Padre Island National Seashore

Padre Island National Seashore

Preservation

Clean-up Safety Guidelines

 

While clean-ups perform an important service for the National Seashore, they are not as important as being safe and maintaining one's good health. There is no bit of trash so important that one need risk injury to remove it. Park staff can always remove the item later. With that in mind, the National Seashore passes on the following safety guidelines compiled from years of experience in beach clean-ups.

  • Apply sun screen and wear hats and light clothing. Be wary of heat stress. If you feel faint or sick, rest for a few minutes or stop for the day. Drink plenty of water. Avoid sodas, which will only increase your thirst.
  • Do not pickup anything that looks like medical waste (i.e. pill bottles, needles, syringes, etc.) Mark it (with yellow caution tape tied to a stick, if provided) and notify a park employee of its location.
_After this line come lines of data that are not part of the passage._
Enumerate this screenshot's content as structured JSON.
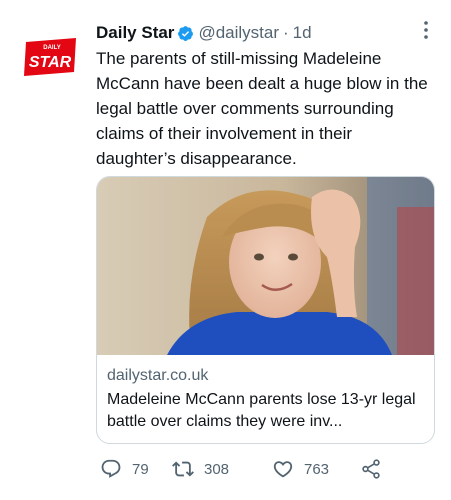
{
  "tweet": {
    "author": {
      "display_name": "Daily Star",
      "handle": "@dailystar",
      "separator": "·",
      "time": "1d",
      "verified": true,
      "avatar_logo_top": "DAILY",
      "avatar_logo_main": "STAR",
      "avatar_color": "#e30613"
    },
    "text": "The parents of still-missing Madeleine McCann have been dealt a huge blow in the legal battle over comments surrounding claims of their involvement in their daughter’s disappearance.",
    "link_card": {
      "image_description_icon": "photo",
      "domain": "dailystar.co.uk",
      "title": "Madeleine McCann parents lose 13-yr legal battle over claims they were inv..."
    },
    "actions": {
      "replies": "79",
      "retweets": "308",
      "likes": "763"
    },
    "colors": {
      "text": "#0f1419",
      "secondary": "#536471",
      "verified_blue": "#1d9bf0",
      "border": "#cfd9de"
    }
  }
}
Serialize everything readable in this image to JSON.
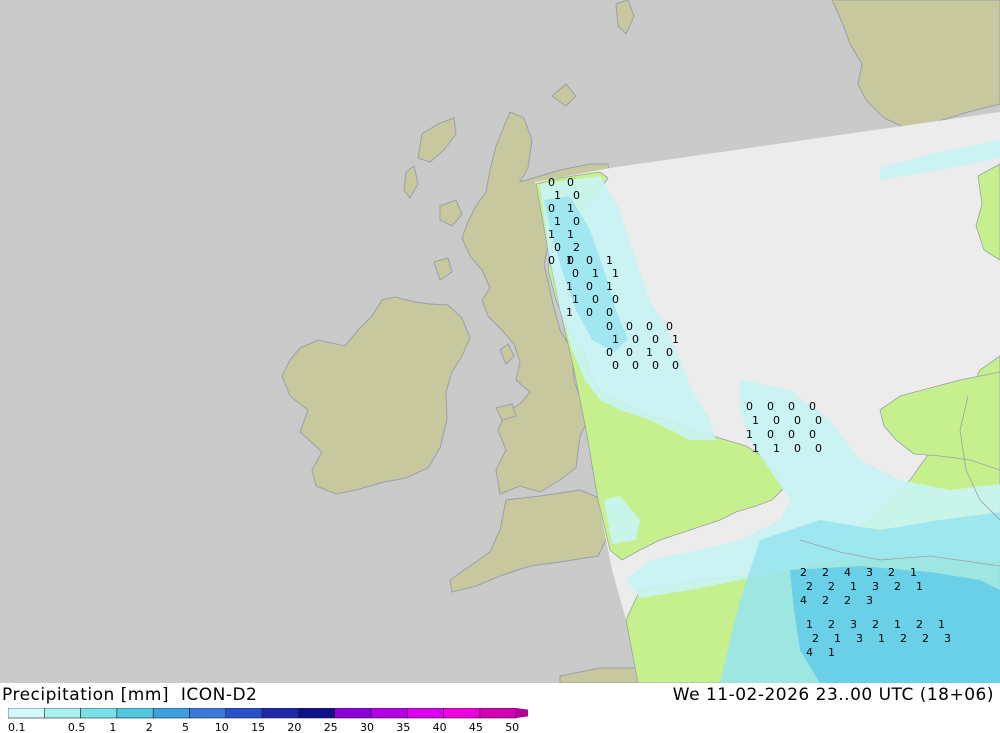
{
  "header": {
    "left_text": "Precipitation [mm]  ICON-D2",
    "right_text": "We 11-02-2026 23..00 UTC (18+06)"
  },
  "colors": {
    "ocean_outside": "#cacaca",
    "land_outside": "#c8c89e",
    "domain_dry": "#ececec",
    "land_inside": "#c6f08e",
    "precip_light": "#c8f4f4",
    "precip_mid": "#96e4f0",
    "precip_high": "#5ccbe8",
    "border_line": "#9aa0a8"
  },
  "legend": {
    "levels": [
      "0.1",
      "0.5",
      "1",
      "2",
      "5",
      "10",
      "15",
      "20",
      "25",
      "30",
      "35",
      "40",
      "45",
      "50"
    ],
    "colors": [
      "#d2fafa",
      "#aaf0f0",
      "#78e0e8",
      "#50c8e0",
      "#3ca0dc",
      "#3c78dc",
      "#2850c8",
      "#1e28a8",
      "#10108c",
      "#8c00dc",
      "#b400e6",
      "#dc00f0",
      "#f000dc",
      "#d200b4",
      "#b4009a"
    ]
  },
  "precip_values": [
    [
      "0",
      "0",
      "1",
      "0",
      "0",
      "1",
      "1",
      "0",
      "1",
      "1",
      "0",
      "2",
      "0",
      "0"
    ],
    [
      "1",
      "0",
      "1",
      "0",
      "1",
      "1",
      "1",
      "0",
      "1",
      "1",
      "0",
      "0",
      "1",
      "0",
      "0"
    ],
    [
      "0",
      "0",
      "0",
      "0",
      "1",
      "0",
      "0",
      "1",
      "0",
      "0",
      "1",
      "0",
      "0",
      "0",
      "0",
      "0"
    ],
    [
      "0",
      "0",
      "0",
      "0",
      "1",
      "0",
      "0",
      "0",
      "1",
      "0",
      "0",
      "0",
      "1",
      "1",
      "0",
      "0"
    ],
    [
      "2",
      "2",
      "4",
      "3",
      "2",
      "1",
      "2",
      "2",
      "1",
      "3",
      "2",
      "1",
      "4",
      "2",
      "2",
      "3"
    ],
    [
      "1",
      "2",
      "3",
      "2",
      "1",
      "2",
      "1",
      "2",
      "1",
      "3",
      "1",
      "2",
      "2",
      "3",
      "4",
      "1"
    ]
  ]
}
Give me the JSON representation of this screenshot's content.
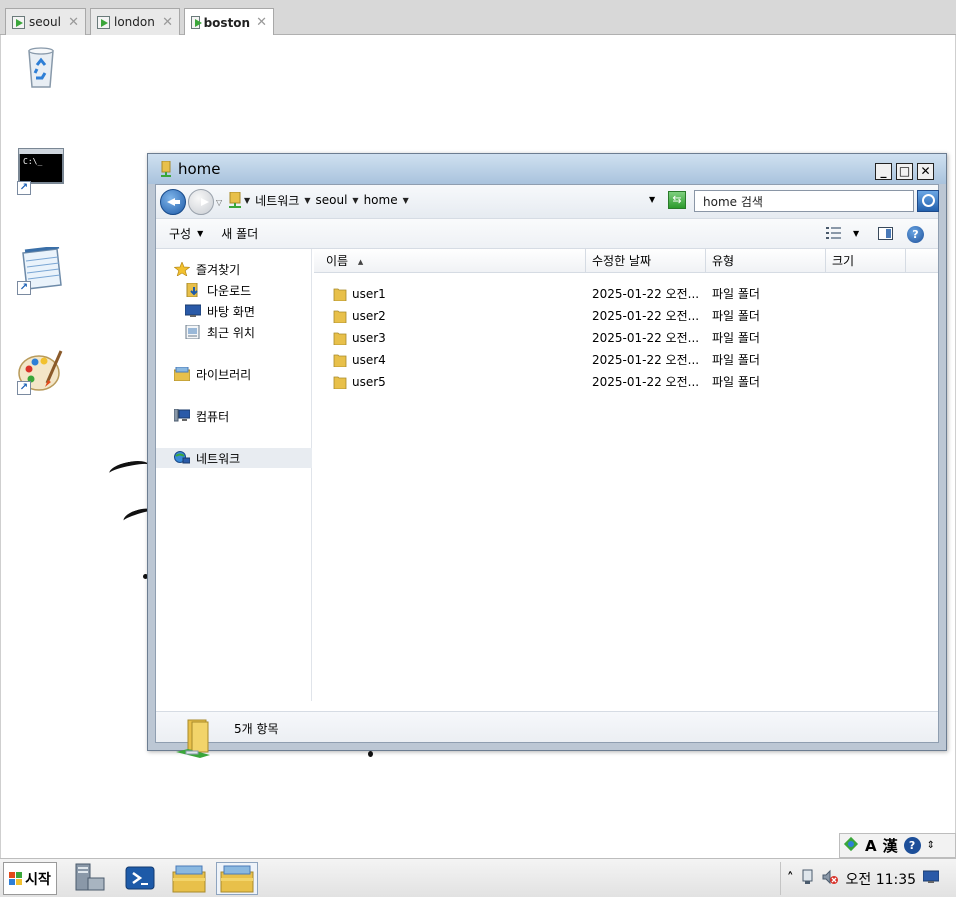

It will be removed later.
  • Do not approach sealed containers (buckets, drums, etc.) which could contain hazardous substances. Do not trust the labeling on any container; often the contents of a container are not what is supposed to be inside. Contact a park employee for its removal.
  • Because they are often fragile or broken and their insides are coated with chemicals, do not pick up fluorescent light bulbs. Mark them as you do medical wastes and contact a park employee.
  • Be cautious when picking up trash near the vegetation line. Rattlesnakes sometimes hide under objects or in open buckets. Restrict trash pick-up to the beach and do not go into vegetated areas.
  • Use caution when picking up objects, such as broken plastic bottles, with sharp edges. If you are cut notify a park employee as soon as possible. First aid is available at the Visitors Center.
  • Keep an eye out for vehicles on the beach. If cleaning as a group in an area of high traffic, such as the first few miles of South Beach, it is always a good idea to have one or two people who do not pick up trash but concentrate on watching for approaching traffic.
  • Do not pick up lumber. Not only only does it contain splinters, but sometimes rusty nails as well. The park staff will pick them up.
  • Do not pick up natural items such as sea whip, sargassum, driftwood, broken shells, etc. These are part of the natural process of the island, which the National Seashore is dedicated to protecting. Be wary of jellyfish and man of war, which can sting.
  • Do not overload bags. Fill them only enough that they can be lifted to shoulder height with moderate effort. Leave enough room in each bag that a knot can be tied in its top. More bags can be obtained from the park staff. Ask the park's point of contact for your clean-up whether you should leave the bags next to the dunes or place them in a dumpster.
  • Remember to tell the park's point of contact for your clean-up how many bags of trash you or your group picked up and where the bags were left so they can be picked up later. Ask about certificates to document your community service.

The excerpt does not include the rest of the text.